Rather than mitigate risk, our approach to violence and our efforts to separate ourselves from people who’ve caused harm, through policing and incarceration and myriad forms of political, social and economic exclusion, has hastened, and in fact ensured, a more violent future. We see this across the globe, from the million-dollar blocks and the gang, violent crime and sex offense registries of the United States, to the fervor over knife crimes, joint enterprise crimes and “modern slavery” in England and Wales. Exclusion is a kind of violence that has the unfortunate effect of producing more violence in its wake.
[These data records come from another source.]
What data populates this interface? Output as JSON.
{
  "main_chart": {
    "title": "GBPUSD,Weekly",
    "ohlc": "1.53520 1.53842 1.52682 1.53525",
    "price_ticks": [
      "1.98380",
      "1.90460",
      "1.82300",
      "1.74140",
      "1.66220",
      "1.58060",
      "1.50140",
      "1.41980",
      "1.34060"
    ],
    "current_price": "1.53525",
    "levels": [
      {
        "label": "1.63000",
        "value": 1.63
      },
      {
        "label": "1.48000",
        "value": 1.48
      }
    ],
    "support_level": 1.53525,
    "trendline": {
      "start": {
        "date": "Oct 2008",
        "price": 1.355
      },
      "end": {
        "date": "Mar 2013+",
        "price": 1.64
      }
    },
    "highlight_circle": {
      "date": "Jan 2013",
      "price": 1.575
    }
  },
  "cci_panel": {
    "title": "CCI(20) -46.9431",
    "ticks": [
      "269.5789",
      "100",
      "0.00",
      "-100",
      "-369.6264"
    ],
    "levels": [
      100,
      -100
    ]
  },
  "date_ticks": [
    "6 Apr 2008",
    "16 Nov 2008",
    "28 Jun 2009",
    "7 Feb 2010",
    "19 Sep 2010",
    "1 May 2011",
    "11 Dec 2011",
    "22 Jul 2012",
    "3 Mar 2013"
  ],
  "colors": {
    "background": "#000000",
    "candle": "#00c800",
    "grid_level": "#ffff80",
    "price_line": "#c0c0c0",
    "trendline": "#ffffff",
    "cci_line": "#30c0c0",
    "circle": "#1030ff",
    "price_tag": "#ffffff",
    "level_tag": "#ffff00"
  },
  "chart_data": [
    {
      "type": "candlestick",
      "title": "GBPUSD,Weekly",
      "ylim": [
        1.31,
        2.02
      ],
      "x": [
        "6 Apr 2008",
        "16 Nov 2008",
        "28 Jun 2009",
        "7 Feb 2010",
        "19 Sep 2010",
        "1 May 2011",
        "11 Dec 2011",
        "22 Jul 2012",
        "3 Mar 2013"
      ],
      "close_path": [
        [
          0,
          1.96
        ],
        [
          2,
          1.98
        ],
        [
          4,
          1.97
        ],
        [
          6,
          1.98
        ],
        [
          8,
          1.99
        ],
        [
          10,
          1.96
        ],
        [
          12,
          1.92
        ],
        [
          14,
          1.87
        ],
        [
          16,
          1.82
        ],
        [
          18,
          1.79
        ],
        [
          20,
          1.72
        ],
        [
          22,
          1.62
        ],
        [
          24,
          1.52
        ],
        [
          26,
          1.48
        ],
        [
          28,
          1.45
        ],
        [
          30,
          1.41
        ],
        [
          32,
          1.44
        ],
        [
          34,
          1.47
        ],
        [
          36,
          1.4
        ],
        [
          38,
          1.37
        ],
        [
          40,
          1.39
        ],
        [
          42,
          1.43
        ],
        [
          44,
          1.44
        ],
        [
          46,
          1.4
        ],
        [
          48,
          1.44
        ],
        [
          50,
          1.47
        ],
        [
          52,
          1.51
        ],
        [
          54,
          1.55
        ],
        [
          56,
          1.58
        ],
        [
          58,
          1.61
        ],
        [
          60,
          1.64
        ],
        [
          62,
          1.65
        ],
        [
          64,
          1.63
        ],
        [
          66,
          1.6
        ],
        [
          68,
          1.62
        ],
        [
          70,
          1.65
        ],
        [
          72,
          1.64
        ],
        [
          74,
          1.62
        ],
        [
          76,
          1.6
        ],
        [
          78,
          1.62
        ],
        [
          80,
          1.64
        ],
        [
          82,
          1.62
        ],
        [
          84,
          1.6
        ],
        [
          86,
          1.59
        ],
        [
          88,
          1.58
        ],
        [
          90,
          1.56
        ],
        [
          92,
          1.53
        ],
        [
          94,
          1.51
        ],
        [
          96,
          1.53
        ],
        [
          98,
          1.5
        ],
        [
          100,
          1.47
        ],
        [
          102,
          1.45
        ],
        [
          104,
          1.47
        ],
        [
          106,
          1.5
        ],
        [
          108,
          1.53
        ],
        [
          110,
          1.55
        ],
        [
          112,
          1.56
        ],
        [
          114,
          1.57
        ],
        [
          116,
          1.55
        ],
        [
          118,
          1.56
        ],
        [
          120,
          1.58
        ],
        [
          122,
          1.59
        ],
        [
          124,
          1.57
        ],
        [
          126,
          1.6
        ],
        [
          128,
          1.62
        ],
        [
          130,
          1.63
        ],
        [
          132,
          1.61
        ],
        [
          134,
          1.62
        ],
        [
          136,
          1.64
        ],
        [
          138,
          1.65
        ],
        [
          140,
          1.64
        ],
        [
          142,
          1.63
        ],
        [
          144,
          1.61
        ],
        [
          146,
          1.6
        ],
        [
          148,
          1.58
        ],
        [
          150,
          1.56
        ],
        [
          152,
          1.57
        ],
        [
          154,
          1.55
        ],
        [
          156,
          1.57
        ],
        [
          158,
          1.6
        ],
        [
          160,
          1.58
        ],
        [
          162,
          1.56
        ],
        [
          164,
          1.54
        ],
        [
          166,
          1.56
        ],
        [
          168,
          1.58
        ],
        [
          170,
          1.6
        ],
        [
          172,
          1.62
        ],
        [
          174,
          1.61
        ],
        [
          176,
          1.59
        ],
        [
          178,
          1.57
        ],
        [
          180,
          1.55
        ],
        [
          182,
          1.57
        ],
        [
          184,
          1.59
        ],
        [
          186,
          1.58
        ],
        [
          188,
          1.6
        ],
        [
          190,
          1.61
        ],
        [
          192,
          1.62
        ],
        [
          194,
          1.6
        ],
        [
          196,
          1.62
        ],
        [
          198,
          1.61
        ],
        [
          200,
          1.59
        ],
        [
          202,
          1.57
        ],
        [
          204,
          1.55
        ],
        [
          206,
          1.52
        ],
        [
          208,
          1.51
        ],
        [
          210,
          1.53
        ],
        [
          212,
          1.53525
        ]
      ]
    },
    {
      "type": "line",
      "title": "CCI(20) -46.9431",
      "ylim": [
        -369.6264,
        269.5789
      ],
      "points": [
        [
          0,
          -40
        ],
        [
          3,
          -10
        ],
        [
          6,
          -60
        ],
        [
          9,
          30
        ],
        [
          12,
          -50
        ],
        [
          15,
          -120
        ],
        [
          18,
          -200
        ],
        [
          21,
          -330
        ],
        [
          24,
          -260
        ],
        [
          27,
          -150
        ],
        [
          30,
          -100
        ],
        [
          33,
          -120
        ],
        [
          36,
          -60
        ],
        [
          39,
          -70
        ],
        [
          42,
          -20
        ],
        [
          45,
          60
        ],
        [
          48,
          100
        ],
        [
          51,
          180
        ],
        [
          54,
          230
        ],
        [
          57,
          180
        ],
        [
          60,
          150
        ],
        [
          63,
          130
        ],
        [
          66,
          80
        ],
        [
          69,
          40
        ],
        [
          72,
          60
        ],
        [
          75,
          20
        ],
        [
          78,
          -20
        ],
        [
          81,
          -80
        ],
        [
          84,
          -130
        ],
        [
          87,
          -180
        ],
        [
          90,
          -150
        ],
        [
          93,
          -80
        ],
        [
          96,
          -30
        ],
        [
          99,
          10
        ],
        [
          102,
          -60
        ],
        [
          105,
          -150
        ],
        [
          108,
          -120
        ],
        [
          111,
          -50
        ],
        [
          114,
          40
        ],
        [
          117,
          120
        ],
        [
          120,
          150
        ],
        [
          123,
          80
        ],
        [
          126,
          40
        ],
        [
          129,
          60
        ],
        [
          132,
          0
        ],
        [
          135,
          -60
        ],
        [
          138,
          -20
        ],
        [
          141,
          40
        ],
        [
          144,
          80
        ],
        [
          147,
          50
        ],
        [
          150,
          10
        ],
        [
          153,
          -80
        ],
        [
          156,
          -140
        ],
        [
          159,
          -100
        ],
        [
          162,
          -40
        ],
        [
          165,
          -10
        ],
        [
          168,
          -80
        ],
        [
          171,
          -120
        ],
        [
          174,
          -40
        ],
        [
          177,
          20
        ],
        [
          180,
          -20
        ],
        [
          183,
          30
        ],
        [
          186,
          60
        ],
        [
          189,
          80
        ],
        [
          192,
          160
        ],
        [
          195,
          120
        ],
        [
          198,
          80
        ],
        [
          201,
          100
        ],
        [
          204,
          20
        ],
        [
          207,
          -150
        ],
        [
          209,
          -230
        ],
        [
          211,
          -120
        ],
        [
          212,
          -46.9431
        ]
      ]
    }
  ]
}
The least, those most vulnerable, who are most often managed through the violence of disregard, offer a way out. We begin by examining how and why the needs of the racialized poor are so often misrecognized as threat, look to the work people we’ve learned to be afraid of find and make dynamic lives anew, in the midst of violence of many kinds, and end with a call to reimagine public safety and the role of government in our lives.

The lecture will be presented in person, starting at 4:00 pm and will be followed by Q&A and a reception.

This event is presented by the University of Toronto's Centre for Criminology & Sociolegal Studies and cosponsored by U of T's Woodsworth College and Henry N.R. Jackman Faculty of Law.

About the John Ll. J. Edwards Memorial Lecture:

The annual John Ll. J. Edwards Memorial Lecture honours and celebrates the late John Llewellyn Jones Edwards, professor at the Faculty of Law and founder of the Centre for Criminology and Sociolegal Studies. Edwards was an English-trained legal scholar who taught at Dalhousie University before joining U of T Law.  In 1963, he established the Centre for Criminology as a world-renowned multidisciplinary research centre which has grown to offer undergraduate, master's and PhD programs in criminology and sociolegal studies.